Wednesday, April 11, 2012

Whitman's A Passage to India

The first part of Whitman's 1871 paean to global connectedness is still inspiring, possibly even more so now with the Internet and with India's technical explosion.
Singing my days,
Singing the great achievements of the present,
Singing the strong, light works of engineers,
Our modern wonders, (the antique ponderous Seven outvied,)
In the Old World, the east, the Suez canal,
The New by its mighty railroad spann’d,
The seas inlaid with eloquent, gentle wires,
I sound, to commence, the cry, with thee, O soul,
The Past! the Past! the Past!
The poem is usually linked with:

The opening of the Suez canal (November 1869).
The opening of the transcontinental railroad (May 15, 1869).
The laying of the first usable transatlantic cable (Great Eastern, July 27, 1866).

It would be nicely appropriate if Whitman had also heard about the Porthcurno-Bombay cable, laid in 1870; by extending both ends of the Malta-Alexandria cable, it provided a passage to India for telegraphs as well as ships.

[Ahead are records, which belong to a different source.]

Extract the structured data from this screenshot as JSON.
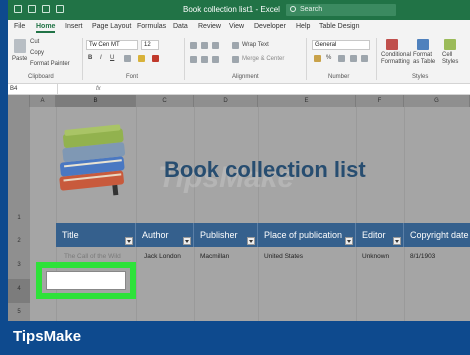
{
  "window": {
    "title": "Book collection list1 - Excel",
    "search_placeholder": "Search"
  },
  "tabs": [
    "File",
    "Home",
    "Insert",
    "Page Layout",
    "Formulas",
    "Data",
    "Review",
    "View",
    "Developer",
    "Help",
    "Table Design"
  ],
  "active_tab": "Home",
  "ribbon": {
    "clipboard": {
      "paste": "Paste",
      "cut": "Cut",
      "copy": "Copy",
      "format_painter": "Format Painter",
      "label": "Clipboard"
    },
    "font": {
      "name": "Tw Cen MT",
      "size": "12",
      "label": "Font"
    },
    "alignment": {
      "wrap_text": "Wrap Text",
      "merge": "Merge & Center",
      "label": "Alignment"
    },
    "number": {
      "format": "General",
      "percent": "%",
      "label": "Number"
    },
    "styles": {
      "conditional": "Conditional Formatting",
      "format_table": "Format as Table",
      "cell_styles": "Cell Styles",
      "label": "Styles"
    }
  },
  "formula_bar": {
    "name_box": "B4",
    "fx": "fx"
  },
  "columns": [
    "A",
    "B",
    "C",
    "D",
    "E",
    "F",
    "G"
  ],
  "rows": [
    "1",
    "2",
    "3",
    "4",
    "5"
  ],
  "sheet": {
    "title": "Book collection list",
    "headers": [
      "Title",
      "Author",
      "Publisher",
      "Place of publication",
      "Editor",
      "Copyright date"
    ],
    "row3": [
      "Jack London",
      "Macmillan",
      "United States",
      "Unknown",
      "8/1/1903"
    ],
    "row3_ghost": "The Call of the Wild"
  },
  "watermark": "TipsMake",
  "brand": "TipsMake",
  "colors": {
    "excel_green": "#217346",
    "header_blue": "#35608d",
    "highlight": "#2ee23a",
    "page_bg": "#0e4a8e"
  }
}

Truly this was the beginning of the first global network.

Whitman jumps from the cultural implications of India (as symbolic of ancient civilization and wisdom) into a dream that all this technology is a spiritual hotline into the eternal wisdom of the past. He may yet be strangely right about that. The poem arrives instantly at the brink of astounding ideas, but of course it cannot see further than it sees, and the second half gradually vagues out.